Acting Business EDITOR
Mpofu, who was addressing delegates to the Zimbabwe Diamond Conference on Monday, said the company had looted more than 100 000 tonnes of diamond ore during its stay in the Marange area where it was contracted by the government to ascertain the quality and quantity of the alluvial diamond deposits.
“In fact, my records show that they collected more than 100 000 tonnes of diamond concentrate and this was mostly alluvial, but they say they still want to find out whether they are diamonds or not,” he said.
“Even up to today, I have not got a report about what happened to our samples. In Marange, it doesn’t take two minutes to find out that they are diamonds, but it took them 15 years. What hypocrisy!”

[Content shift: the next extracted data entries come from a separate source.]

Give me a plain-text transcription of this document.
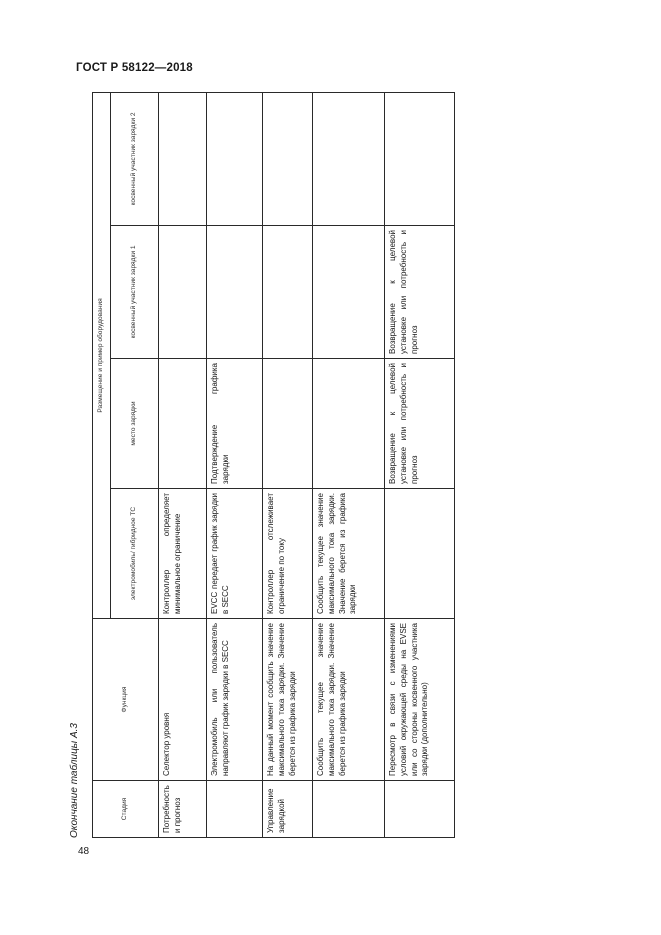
ГОСТ Р 58122—2018
Окончание таблицы А.3	Стадия	Функция	Размещение и пример оборудования			
		электромобиль/ гибридное ТС	место зарядки	косвенный участник зарядки 1	косвенный участник зарядки 2
Потребность и прогноз	Селектор уровня	Контроллер определяет минимальное ограничение			
	Электромобиль или пользователь направляют график зарядки в SECC	EVCC передает график зарядки в SECC	Подтверждение графика зарядки		
Управление зарядкой	На данный момент сообщить значение максимального тока зарядки. Значение берется из графика зарядки	Контроллер отслеживает ограничение по току			
	Сообщить текущее значение максимального тока зарядки. Значение берется из графика зарядки	Сообщить текущее значение максимального тока зарядки. Значение берется из графика зарядки			
	Пересмотр в связи с изменениями условий окружающей среды на EVSE или со стороны косвенного участника зарядки (дополнительно)		Возвращение к целевой установке или потребность и прогноз	Возвращение к целевой установке или потребность и прогноз	
48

He said De Beers was not entirely forthright about the prospects and viability of Marange diamonds. Mpofu said it was surprising that during the invasion by artisanal miners, the Kimberly Process Certification System (KPCS) saw nothing wrong as the diamonds continued to be traded on the international market.
“When we started to question De Beers’ role, within a day they had transferred the special grant to another looter and that looter because he was in a hurry to get diamonds, he brought 50 000 people,” he said.
“During the diamond rush in Marange, Zimbabwe was considered KPCS compliant, we were doing fantastically well.
“Ironically, our compliance fell off after the restoration of law and order.”
Mpofu said diamond companies had made history by making monthly contribution to the fiscus and the rate of royalties was the highest in the mining sector although the subsector was the youngest.
In the first nine months of the year, Mpofu said the diamond sector had accounted for about 45% of export earnings.